Nobel Prize-winning scientist was at first denied a Wikipedia entry — but not her male colleague

Nobel Prize-winning physicist Donna Strickland. (University of Waterloo)

It has been revealed that Wikipedia users who created a page for recent Nobel Prize-winning physicist Donna Strickland were forced to delete her page just months before her historic win this week — in spite of the fact that one of her chief male collaborators had been given his own page more than a decade earlier. The good news is she now has a Wikipedia page and it’s a thorough summary of her remarkable career.
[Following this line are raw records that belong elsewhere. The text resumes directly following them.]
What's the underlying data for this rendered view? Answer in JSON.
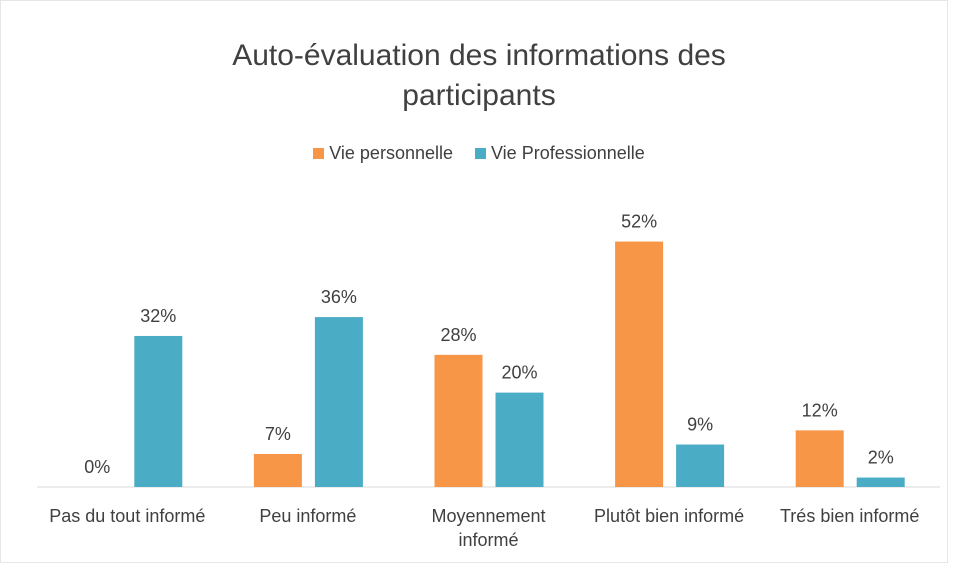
{
  "chart_data": {
    "type": "bar",
    "title": "Auto-évaluation des informations des participants",
    "categories": [
      "Pas du tout informé",
      "Peu informé",
      "Moyennement informé",
      "Plutôt bien informé",
      "Trés bien informé"
    ],
    "series": [
      {
        "name": "Vie personnelle",
        "color": "#f79646",
        "values": [
          0,
          7,
          28,
          52,
          12
        ],
        "value_labels": [
          "0%",
          "7%",
          "28%",
          "52%",
          "12%"
        ]
      },
      {
        "name": "Vie Professionnelle",
        "color": "#4bacc6",
        "values": [
          32,
          36,
          20,
          9,
          2
        ],
        "value_labels": [
          "32%",
          "36%",
          "20%",
          "9%",
          "2%"
        ]
      }
    ],
    "legend": "top"
  }
}
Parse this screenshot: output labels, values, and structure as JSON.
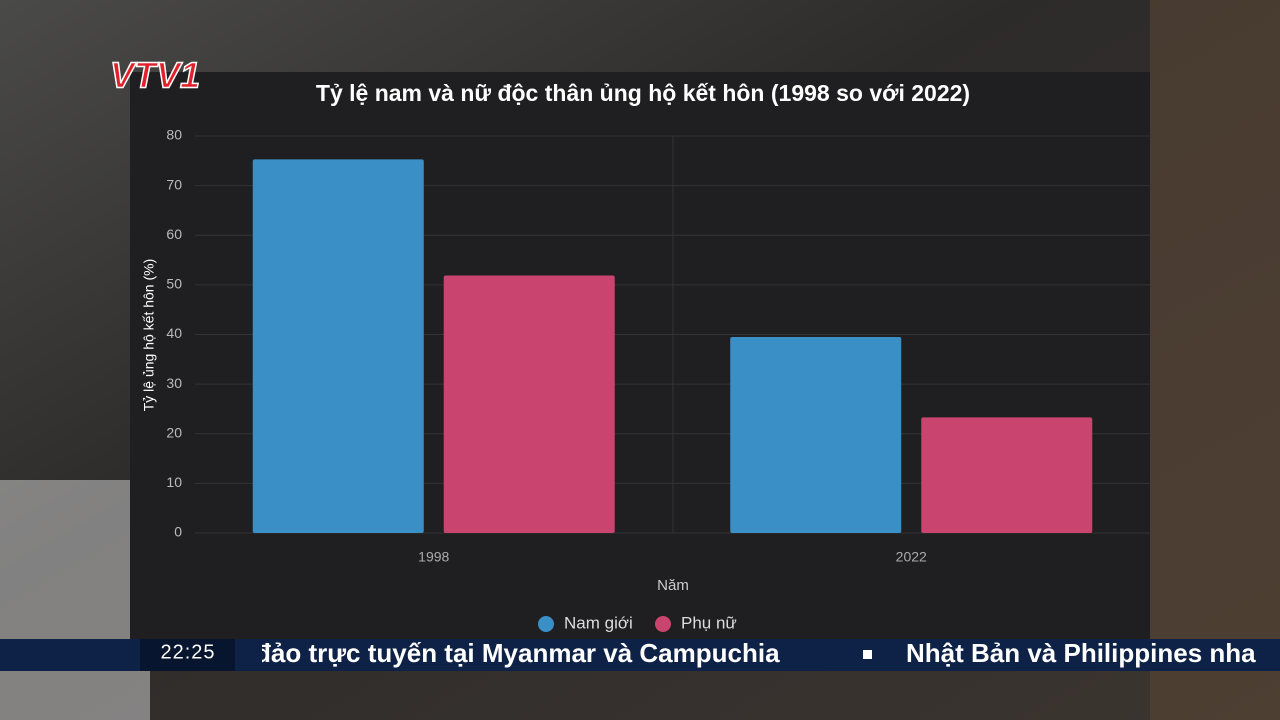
{
  "chart_data": {
    "type": "bar",
    "title": "Tỷ lệ nam và nữ độc thân ủng hộ kết hôn (1998 so với 2022)",
    "categories": [
      "1998",
      "2022"
    ],
    "series": [
      {
        "name": "Nam giới",
        "color": "#3a8fc7",
        "values": [
          75.3,
          39.5
        ]
      },
      {
        "name": "Phụ nữ",
        "color": "#c9456f",
        "values": [
          51.9,
          23.3
        ]
      }
    ],
    "x_label": "Năm",
    "y_label": "Tỷ lệ ủng hộ kết hôn (%)",
    "ylim": [
      0,
      80
    ],
    "yticks": [
      0,
      10,
      20,
      30,
      40,
      50,
      60,
      70,
      80
    ],
    "grid": true,
    "legend": "bottom"
  },
  "overlay": {
    "logo": "VTV1",
    "clock": "22:25",
    "ticker": [
      "đảo trực tuyến tại Myanmar và Campuchia",
      "Nhật Bản và Philippines nha"
    ]
  }
}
Strickland, an associate professor of physics and astronomy at the University of Waterloo and former president of the Optical Society, became the first woman in 55 years — and just the third woman ever — to win the Nobel Prize in Physics for her work in laser physics alongside American scientist Arthur Ashkin and her longtime colleague Gérard Mourou. But in a minor scandal that appears to illustrate the biases faced by women both in science and at Wikipedia, while Mourou has boasted a page in the popular online encyclopedia since 2005, an attempt by users to create a page for her in March was denied after a Moderator ruled that she didn’t “[qualify] for a Wikipedia article.” Following the announcement that she had been awarded the Nobel prize, Wikipedia scrambled and managed to rapidly erect a page for her just an hour and a half later.

Over the past 117 years, just 50 women have won Nobel prizes in the sciences — compared to 873 men.

We are disappointed looking at the larger perspective that more women have not been awarded,” said Göran Hansson, the vice chair of the board of directors of the Nobel Foundation, in a recent interview. “I suspect there are many more women who are deserving to be considered for the prize.”

Asked about the difficulties faced by women scientists in terms of achieving recognition as a woman scientist, Strickland told The Canadian Press that it was important to “never lose the fact that we are moving forward — we are always marching forward.”

“We need to celebrate women physicists because we’re out there. I’m honored to be one of those women,” she added after winning the prestigious award.